High-Speed Analog-to-Digital Converters

Analog Devices has introduced a high-speed Analog-to-Digital Converter (ADC) product line. Analog Devices' multifunction ADC products are easy-to-use, exhibit ultra-low power dissipation and superior cost efficiency, while maintaining high SNR/SFDR performance. The ADC product line significantly expands Analog Devices product offering for communications, test and measurement, military, industrial and medical applications while complementing existing RF, microwave, and mixed-signal IC product lines.

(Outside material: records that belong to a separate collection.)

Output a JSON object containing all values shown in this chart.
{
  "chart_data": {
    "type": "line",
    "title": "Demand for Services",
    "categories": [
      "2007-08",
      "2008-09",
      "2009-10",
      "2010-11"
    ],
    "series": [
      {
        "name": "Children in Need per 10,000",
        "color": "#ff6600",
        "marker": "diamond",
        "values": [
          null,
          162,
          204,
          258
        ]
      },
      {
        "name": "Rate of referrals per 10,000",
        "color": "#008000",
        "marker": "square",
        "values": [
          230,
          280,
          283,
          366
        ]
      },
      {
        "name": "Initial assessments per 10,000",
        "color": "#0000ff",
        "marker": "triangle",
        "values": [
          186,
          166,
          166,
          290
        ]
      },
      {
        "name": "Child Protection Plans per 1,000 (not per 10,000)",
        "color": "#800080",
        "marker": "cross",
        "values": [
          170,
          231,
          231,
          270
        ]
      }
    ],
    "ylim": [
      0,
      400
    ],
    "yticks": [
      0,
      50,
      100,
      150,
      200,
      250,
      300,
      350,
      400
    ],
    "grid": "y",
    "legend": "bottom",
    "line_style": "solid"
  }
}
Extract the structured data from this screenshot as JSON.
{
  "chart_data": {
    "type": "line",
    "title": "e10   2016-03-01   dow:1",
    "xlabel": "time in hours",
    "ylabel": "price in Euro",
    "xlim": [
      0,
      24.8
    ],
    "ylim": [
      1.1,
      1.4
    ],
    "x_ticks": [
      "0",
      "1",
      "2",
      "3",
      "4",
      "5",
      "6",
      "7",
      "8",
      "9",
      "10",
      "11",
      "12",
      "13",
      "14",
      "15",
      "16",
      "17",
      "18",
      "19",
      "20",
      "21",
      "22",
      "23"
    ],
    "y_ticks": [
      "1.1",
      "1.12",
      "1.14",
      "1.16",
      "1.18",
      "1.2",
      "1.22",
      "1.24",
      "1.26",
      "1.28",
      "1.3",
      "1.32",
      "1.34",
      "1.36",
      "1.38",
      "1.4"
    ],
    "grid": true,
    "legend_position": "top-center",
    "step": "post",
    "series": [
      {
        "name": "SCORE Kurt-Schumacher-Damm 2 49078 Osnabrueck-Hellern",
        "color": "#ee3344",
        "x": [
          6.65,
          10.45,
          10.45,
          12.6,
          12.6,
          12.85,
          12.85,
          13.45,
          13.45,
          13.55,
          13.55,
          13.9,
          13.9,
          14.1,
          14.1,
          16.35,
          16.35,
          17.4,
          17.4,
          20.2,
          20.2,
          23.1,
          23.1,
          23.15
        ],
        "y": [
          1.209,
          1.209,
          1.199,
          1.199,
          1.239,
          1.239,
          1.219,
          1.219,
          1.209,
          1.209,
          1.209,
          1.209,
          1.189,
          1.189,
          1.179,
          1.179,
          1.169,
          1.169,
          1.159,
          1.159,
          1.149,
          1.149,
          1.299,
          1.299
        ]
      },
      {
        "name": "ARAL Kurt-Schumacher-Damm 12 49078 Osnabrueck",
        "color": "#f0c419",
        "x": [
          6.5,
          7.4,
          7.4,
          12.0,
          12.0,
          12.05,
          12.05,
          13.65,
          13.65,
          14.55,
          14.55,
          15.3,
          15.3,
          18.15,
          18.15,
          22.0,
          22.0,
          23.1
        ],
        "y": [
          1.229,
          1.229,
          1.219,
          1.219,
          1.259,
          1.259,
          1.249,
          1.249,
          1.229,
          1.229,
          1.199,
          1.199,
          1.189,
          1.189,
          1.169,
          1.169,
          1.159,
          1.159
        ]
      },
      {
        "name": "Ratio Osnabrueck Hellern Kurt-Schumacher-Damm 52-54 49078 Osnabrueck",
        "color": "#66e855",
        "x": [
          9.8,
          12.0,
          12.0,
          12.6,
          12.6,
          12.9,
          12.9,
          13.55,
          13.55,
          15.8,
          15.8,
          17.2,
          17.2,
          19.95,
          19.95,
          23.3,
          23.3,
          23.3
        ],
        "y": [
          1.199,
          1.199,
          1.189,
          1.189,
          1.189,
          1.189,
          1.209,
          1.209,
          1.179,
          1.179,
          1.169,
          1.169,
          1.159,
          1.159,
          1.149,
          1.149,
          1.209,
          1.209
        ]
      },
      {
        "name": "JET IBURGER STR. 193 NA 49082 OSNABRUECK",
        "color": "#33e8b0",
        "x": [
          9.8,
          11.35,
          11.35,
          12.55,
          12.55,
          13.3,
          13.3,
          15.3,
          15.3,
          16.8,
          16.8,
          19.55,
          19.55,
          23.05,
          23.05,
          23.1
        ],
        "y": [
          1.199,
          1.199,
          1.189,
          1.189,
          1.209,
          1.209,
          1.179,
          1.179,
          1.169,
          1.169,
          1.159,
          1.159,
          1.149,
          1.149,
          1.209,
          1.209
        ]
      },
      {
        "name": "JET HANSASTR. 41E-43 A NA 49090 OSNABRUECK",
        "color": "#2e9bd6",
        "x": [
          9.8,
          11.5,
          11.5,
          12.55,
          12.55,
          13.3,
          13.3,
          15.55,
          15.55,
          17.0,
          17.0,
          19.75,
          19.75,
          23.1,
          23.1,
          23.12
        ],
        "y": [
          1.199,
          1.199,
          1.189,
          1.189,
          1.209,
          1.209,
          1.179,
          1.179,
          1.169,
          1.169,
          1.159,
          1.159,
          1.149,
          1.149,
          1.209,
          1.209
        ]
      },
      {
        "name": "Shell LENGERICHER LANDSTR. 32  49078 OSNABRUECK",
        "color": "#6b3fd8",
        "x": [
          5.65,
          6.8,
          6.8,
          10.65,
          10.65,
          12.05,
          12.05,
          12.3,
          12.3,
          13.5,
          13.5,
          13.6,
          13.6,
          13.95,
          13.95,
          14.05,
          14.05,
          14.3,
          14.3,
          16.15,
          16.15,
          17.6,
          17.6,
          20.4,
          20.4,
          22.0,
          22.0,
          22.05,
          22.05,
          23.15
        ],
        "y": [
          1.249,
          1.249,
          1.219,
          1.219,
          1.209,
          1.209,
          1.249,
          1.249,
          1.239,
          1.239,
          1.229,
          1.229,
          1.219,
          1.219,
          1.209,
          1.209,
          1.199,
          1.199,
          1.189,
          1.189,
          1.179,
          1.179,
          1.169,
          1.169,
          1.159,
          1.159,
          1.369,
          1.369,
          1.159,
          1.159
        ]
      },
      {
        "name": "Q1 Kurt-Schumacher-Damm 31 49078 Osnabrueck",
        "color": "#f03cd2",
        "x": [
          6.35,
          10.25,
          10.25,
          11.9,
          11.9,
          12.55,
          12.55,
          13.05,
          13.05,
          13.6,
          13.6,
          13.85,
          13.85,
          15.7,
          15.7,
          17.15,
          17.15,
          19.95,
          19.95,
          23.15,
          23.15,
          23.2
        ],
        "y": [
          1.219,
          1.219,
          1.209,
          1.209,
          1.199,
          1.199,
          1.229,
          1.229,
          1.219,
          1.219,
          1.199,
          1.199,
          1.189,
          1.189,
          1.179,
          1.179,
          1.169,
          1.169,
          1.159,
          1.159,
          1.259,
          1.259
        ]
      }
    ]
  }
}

The HMCAD1520, HMCAD1511, and HMCAD1510 are multi-mode ADCs with integrated crosspoint switches (mux array). HMCAD1520 offers 12-bit resolution up to 640 MSPS in high-speed mode, and 14-bit resolution up to 105 MSPS in precision mode. The HMCAD1510 and HMCAD1511 offer 8-bit resolution up to 500 and 1000 MSPS respectively, which enables significant power savings and unique functionality in test and measurement applications. HMCAD1511 is also an excellent choice for satellite receivers. The devices each offer an integrated clock divider that provides a flexible and easy to implement clock path without sacrificing performance. These ADCs are housed in 7 x 7 mm, plastic leadless surface mount packages.

The HMCAD1102, HMCAD1101, and HMCAD1100 are Octal 12 and 13-bit ADCs, which operate up to 80 MSPS and are ideal for medical ultrasound and Non-Destructive Testing (NDT). The HMCAD1102 is the only discrete Octal 12-bit ADC offering an 80 MSPS sample rate, and is an excellent choice in diversity base band receivers. These ADCs are housed in 9 x 9 mm, plastic leadless surface mount packages.

The dual HMCAD1050-40/80 and single HMCAD1051-40/80 are 13-bit ADCs, while the dual HMCAD1040-40/80 and single HMCAD1041-40/80 are 10-bit ADCs operating up to 80 MSPS. These ADCs offer the industry's best SNR performance for the lowest power consumption and lowest cost. These ADCs are ideal choices for power critical applications requiring 10 to 13-bit Analog-to-Digital conversion at input frequencies below 50 MHz.